A Challenging Curriculum
The College’s commitment to liberal education of disciplinary breadth is implemented through a challenging a rigorous core curriculum and is characterized by engaged learning in small classes that utilize the Socratic Method, by integrated learning throughout the curriculum, by emphasis on interdisciplinary learning, and by extended learning outside the classroom.
The foundation for the implementation of liberal education is the two-semester interdisciplinary humanities seminar, Augustine and Culture: The Villanova Seminar, required of all first-year students. Based on God’s command to Augustine, “tolle lege,” “take up and read,” freshman seminars of no more than 15 students read primary texts, engage in faculty-led Socratic discourse, and develop critical-thinking skills by writing and revising papers of approximately three pages on a weekly basis. Students in the College of Liberal Arts and Sciences do more writing and revision of their written work than most other undergraduate students at Villanova or at most of the University’s peer institutions.
Disciplinary depth for intellectual development and for career and professional preparation is provided by academic programs in the humanities, the natural sciences, the social sciences, and in applied and professional fields. Students in the College benefit from a wider array of faculty expertise and scholarly interest than might otherwise be available to a liberal arts college enrolling 900 freshmen. This is due to the College’s role in supporting the curricula of Villanova’s other undergraduate colleges. As a result, for example, students in the sciences will spend more time in laboratories and have more time to engage in research under faculty mentorship than most of Villanova’s peer institutions. Also, the College’s commitment to interdisciplinary learning is strengthened by the Department of Humanities and Augustinian Traditions, which offers students the opportunity to develop an individualized, interdisciplinary major in the humanities.
Learning Outside the Classroom
Implementing the College’s goal of learning outside the classroom, the first-year seminars form the organizational basis for the Academic Learning Communities that provide for continued engaged learning and supporting activities in the University’s residence halls. The multicultural dimension of liberal education is facilitated by specific cultural offerings, by cultural and area studies programs, by the opportunity to pursue study abroad in cultural immersion programs, and by programs developed by students themselves.

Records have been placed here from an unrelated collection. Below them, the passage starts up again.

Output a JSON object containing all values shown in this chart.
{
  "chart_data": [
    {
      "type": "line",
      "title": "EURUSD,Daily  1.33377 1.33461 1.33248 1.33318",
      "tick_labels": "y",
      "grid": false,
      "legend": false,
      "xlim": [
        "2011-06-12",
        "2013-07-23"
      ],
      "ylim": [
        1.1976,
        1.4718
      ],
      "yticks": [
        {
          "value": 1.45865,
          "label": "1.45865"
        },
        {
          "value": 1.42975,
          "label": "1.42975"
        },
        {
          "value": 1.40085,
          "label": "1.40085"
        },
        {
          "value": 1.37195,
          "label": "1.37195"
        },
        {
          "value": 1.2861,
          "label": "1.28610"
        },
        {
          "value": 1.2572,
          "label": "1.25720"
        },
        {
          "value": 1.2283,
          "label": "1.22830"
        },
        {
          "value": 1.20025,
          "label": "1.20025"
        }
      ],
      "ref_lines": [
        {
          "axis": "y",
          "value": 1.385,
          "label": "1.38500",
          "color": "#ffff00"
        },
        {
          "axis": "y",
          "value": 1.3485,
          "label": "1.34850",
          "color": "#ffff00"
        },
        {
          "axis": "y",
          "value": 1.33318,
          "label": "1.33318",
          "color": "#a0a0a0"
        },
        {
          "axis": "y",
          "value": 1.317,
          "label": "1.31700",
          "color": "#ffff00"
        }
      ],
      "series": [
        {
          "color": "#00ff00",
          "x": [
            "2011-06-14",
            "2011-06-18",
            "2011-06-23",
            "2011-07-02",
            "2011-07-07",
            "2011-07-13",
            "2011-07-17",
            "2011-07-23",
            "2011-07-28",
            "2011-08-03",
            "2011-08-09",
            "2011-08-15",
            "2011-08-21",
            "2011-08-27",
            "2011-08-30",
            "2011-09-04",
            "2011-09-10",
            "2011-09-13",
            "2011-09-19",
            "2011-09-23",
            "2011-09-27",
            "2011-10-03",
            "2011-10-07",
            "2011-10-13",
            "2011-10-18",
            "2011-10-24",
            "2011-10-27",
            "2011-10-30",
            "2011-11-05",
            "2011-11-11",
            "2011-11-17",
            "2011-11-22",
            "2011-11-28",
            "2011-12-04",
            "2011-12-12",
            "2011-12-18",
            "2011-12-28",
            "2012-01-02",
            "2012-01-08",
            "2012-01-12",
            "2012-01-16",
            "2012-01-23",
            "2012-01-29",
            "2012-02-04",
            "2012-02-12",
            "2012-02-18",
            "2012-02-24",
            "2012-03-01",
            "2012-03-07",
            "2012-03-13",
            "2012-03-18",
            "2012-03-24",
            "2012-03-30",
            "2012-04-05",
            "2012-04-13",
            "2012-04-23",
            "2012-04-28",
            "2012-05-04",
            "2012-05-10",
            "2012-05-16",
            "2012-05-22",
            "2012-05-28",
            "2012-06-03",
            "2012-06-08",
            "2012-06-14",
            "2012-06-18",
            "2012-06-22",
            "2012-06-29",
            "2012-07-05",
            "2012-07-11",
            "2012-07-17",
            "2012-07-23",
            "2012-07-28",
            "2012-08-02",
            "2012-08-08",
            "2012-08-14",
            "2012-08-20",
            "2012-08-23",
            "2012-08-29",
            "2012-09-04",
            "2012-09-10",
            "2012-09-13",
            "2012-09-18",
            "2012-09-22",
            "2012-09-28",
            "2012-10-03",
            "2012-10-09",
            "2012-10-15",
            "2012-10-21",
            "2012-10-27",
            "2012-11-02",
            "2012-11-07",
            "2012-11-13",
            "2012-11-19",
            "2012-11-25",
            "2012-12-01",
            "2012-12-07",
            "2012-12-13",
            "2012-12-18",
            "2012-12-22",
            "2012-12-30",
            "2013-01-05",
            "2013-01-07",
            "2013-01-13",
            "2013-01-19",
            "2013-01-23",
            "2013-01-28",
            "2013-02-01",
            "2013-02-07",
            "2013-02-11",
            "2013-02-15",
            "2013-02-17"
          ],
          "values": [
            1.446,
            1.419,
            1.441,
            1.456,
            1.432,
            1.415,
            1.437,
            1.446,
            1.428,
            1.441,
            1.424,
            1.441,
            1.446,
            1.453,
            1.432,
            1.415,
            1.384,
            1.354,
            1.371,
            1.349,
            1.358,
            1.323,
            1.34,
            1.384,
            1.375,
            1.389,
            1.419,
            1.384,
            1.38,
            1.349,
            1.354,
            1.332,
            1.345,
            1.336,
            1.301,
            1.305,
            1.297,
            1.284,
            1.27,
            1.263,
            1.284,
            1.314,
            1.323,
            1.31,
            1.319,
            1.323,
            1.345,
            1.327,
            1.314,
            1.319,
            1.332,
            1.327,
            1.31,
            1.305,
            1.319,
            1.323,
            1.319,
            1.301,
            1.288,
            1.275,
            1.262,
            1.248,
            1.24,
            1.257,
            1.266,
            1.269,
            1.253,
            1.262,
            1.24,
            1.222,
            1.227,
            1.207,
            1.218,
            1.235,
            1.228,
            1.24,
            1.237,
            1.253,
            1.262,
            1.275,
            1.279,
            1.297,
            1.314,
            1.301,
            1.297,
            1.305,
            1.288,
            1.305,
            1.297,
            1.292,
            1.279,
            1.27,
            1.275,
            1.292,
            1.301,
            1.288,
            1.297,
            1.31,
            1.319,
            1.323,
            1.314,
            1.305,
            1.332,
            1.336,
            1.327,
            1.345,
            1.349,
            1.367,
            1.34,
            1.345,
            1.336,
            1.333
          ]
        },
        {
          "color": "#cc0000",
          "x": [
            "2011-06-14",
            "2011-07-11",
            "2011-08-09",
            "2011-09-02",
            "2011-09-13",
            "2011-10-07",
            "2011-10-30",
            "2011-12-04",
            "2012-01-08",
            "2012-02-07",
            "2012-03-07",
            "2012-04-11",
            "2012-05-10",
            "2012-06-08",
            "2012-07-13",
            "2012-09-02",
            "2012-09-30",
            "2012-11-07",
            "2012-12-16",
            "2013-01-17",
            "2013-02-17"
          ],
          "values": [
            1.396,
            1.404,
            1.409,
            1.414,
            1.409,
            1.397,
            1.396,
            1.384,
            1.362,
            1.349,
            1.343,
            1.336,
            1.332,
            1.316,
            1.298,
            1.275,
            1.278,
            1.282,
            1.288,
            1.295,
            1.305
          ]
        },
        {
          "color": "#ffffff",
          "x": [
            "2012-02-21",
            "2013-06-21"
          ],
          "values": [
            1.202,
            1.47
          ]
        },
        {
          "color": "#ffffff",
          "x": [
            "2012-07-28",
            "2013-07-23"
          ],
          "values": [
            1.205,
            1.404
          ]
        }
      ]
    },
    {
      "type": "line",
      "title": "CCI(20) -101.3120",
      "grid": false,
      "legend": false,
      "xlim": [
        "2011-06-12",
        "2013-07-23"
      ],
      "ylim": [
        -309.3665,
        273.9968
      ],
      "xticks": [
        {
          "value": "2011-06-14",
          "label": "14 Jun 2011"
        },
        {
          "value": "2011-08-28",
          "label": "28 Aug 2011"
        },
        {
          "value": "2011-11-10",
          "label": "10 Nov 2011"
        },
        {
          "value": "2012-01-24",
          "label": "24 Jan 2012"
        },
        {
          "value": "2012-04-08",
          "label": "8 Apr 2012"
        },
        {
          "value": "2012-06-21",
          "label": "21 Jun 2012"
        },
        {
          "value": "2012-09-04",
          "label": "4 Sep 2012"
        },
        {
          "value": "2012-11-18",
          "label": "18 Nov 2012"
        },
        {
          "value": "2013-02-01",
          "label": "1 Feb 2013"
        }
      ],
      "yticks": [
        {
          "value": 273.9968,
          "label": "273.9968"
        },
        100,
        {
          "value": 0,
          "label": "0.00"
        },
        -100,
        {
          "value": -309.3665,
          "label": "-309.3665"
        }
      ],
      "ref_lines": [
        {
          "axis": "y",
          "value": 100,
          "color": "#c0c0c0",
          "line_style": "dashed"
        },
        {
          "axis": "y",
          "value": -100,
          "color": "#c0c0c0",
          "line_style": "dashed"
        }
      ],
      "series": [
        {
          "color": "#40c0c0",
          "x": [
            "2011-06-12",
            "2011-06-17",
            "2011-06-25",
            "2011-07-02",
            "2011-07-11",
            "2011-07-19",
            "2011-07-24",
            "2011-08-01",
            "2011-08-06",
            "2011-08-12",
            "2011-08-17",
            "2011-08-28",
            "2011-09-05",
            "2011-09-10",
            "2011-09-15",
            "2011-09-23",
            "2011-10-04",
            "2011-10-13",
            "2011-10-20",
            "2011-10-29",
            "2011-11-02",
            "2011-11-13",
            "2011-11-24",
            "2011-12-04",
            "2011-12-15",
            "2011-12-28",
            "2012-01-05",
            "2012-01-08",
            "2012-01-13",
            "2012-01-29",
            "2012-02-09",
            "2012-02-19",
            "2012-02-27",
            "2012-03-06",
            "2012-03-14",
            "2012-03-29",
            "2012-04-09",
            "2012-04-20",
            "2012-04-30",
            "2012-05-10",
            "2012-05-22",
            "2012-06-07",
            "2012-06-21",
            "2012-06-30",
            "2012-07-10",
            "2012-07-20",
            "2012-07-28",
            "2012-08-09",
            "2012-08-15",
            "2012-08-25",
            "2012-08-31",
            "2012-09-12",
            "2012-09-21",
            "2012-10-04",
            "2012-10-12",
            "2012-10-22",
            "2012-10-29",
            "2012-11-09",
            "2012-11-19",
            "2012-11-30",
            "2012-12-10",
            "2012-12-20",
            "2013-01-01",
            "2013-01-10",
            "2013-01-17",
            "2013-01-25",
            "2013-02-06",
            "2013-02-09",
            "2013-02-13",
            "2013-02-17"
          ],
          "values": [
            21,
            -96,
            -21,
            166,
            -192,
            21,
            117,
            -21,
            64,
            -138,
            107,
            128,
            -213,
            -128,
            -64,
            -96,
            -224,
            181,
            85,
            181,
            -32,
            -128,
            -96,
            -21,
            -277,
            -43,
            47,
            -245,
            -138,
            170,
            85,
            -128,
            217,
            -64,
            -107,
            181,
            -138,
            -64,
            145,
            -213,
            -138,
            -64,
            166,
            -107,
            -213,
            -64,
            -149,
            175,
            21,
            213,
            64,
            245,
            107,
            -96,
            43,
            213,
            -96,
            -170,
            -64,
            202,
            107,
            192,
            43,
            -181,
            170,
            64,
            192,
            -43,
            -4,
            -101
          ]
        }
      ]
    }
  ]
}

All disciplines provide such opportunities as well as the opportunity for academic and professional internship experiences.
Students develop leadership skills by participating in team-oriented projects that are curriculum based; through opportunities offered by a vast array of student organizations, such as the largest collegebased Special Olympics program in the country, the most extensive college-based Habitat for Humanity program in the country, and award-winning programs in new student orientation and publications; by athletics both intercollegiate and intramural; by student membership on all University committees; and by service learning experiences both local and abroad that, in addition to providing academic credit, employ a model of self reflection and character development based on St. Augustine’s insight concerning service.Opportunities are extensive.
Students are supported in their intellectual development and professional preparation by an extensive program of advising and mentoring by a community of faculty and staff who take as their mission Augustine’s instruction: “Set love as the criterion of all that you say, and whatever you teach. Teach in such a way that the person to whom you speak by hearing may believe, by believing hope, and by hoping love.”